Philips though was a Catholic, whose recusant (or Catholic reversion) activities were going to be excused less than the composers of earlier generations like Byrd who almost outlived Phillips. Famed for his church music, as well as pure keyboard works, he was also known for fashionable madrigals. His first book from 1597 was intriguingly used by Peter Breughel the Younger in his ‘Parts of Music’ where Breughel’s precise painting makes the music readable on the five stands.

His ‘Chromatick Pavan and Galliard’ is nevertheless not a dark work but a quite bouncy exercise in chromatic or coloured scales, a successor to what the continent called the British polyphonic contenance anglais – before the suppression of monasteries in the 1540s.
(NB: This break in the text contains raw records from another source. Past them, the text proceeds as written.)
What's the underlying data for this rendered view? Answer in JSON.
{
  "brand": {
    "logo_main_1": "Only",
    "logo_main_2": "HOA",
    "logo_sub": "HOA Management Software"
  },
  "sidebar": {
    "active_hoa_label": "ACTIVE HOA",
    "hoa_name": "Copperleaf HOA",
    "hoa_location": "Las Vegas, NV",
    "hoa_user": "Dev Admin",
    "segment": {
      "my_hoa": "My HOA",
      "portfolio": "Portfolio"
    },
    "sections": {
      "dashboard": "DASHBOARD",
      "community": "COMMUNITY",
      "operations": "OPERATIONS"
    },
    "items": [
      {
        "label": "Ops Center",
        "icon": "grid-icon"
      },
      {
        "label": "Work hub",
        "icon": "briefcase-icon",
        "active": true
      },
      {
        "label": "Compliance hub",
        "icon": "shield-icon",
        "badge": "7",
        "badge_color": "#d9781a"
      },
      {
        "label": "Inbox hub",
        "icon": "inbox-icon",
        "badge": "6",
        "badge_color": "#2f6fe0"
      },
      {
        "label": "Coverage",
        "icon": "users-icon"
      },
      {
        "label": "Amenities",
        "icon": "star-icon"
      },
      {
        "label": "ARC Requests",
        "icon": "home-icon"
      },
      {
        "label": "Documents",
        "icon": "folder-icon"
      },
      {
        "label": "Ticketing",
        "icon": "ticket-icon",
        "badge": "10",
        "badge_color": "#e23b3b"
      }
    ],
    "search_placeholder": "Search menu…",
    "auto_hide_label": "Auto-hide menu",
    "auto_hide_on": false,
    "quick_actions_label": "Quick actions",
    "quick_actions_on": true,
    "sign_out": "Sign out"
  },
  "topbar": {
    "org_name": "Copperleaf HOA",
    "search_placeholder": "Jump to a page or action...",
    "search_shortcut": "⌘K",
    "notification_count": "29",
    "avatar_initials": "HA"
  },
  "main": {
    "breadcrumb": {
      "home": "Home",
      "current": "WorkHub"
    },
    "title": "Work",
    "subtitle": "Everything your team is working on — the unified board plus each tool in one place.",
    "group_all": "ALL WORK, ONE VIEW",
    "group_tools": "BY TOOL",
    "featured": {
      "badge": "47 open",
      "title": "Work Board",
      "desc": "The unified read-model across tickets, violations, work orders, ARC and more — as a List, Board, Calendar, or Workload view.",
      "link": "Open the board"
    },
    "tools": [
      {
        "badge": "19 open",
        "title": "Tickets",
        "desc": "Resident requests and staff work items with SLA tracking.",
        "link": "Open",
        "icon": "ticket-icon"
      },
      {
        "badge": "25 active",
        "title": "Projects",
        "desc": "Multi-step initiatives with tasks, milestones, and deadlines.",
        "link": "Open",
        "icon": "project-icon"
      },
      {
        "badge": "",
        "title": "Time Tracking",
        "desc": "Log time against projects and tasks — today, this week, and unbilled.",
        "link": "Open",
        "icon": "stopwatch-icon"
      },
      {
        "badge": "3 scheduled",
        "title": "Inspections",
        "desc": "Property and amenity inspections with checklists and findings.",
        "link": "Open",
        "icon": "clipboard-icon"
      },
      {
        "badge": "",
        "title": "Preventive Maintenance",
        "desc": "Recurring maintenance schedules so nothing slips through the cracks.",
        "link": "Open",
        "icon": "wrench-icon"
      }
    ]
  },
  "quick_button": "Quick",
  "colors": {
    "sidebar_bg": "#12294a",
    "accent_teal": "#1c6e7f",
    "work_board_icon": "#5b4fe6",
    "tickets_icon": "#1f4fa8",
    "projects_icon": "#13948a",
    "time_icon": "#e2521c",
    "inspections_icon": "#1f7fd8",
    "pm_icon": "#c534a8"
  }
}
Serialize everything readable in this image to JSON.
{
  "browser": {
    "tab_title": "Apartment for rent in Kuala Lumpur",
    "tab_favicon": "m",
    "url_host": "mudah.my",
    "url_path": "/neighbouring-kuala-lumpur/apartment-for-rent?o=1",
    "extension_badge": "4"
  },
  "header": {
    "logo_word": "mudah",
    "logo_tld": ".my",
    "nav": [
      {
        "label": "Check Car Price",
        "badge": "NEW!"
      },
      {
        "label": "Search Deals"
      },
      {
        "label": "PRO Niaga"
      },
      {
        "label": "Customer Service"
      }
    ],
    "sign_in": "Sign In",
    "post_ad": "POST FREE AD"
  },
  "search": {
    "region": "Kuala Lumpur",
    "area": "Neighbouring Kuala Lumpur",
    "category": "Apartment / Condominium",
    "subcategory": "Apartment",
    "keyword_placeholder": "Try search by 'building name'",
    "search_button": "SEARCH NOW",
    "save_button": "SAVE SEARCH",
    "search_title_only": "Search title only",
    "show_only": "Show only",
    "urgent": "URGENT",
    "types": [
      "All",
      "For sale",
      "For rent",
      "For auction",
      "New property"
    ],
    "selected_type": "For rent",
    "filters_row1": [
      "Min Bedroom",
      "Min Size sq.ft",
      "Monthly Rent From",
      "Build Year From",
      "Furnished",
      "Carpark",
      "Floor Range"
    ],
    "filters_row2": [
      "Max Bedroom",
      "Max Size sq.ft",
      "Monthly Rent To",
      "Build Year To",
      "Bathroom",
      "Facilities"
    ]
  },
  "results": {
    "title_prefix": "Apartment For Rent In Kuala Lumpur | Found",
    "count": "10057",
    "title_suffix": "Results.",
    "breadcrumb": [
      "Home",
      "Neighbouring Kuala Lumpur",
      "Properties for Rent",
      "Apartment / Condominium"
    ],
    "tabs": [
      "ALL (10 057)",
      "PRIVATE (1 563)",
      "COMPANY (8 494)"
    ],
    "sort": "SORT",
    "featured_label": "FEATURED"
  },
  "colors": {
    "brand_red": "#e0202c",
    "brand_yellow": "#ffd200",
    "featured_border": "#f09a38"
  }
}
This work is a bright virtuoso study, seemingly transposed from the keyboard to the lute.

Returning to Dowland for a final flourish it’s notable that ‘A Fantasia’ is like ‘A Fancy’ grown up. There’s several Fantasias, usually opening with a significant ping and a slow winding theme that extends the basic tripartite structure, though there’s a lot that can vey: quick central sections, or more ambling ones. The pulse of the one (I think No. 7) Brown plays is both steady and expressive with muted runs and a sense of unfolding you get in all the finest of these works, right cross the composing spectrum essentially starting with Byrd’s keyboard Fantasias. There’s an acceleration and climax that lifts the atmosphere of this recital to something quite apt. A superb debut.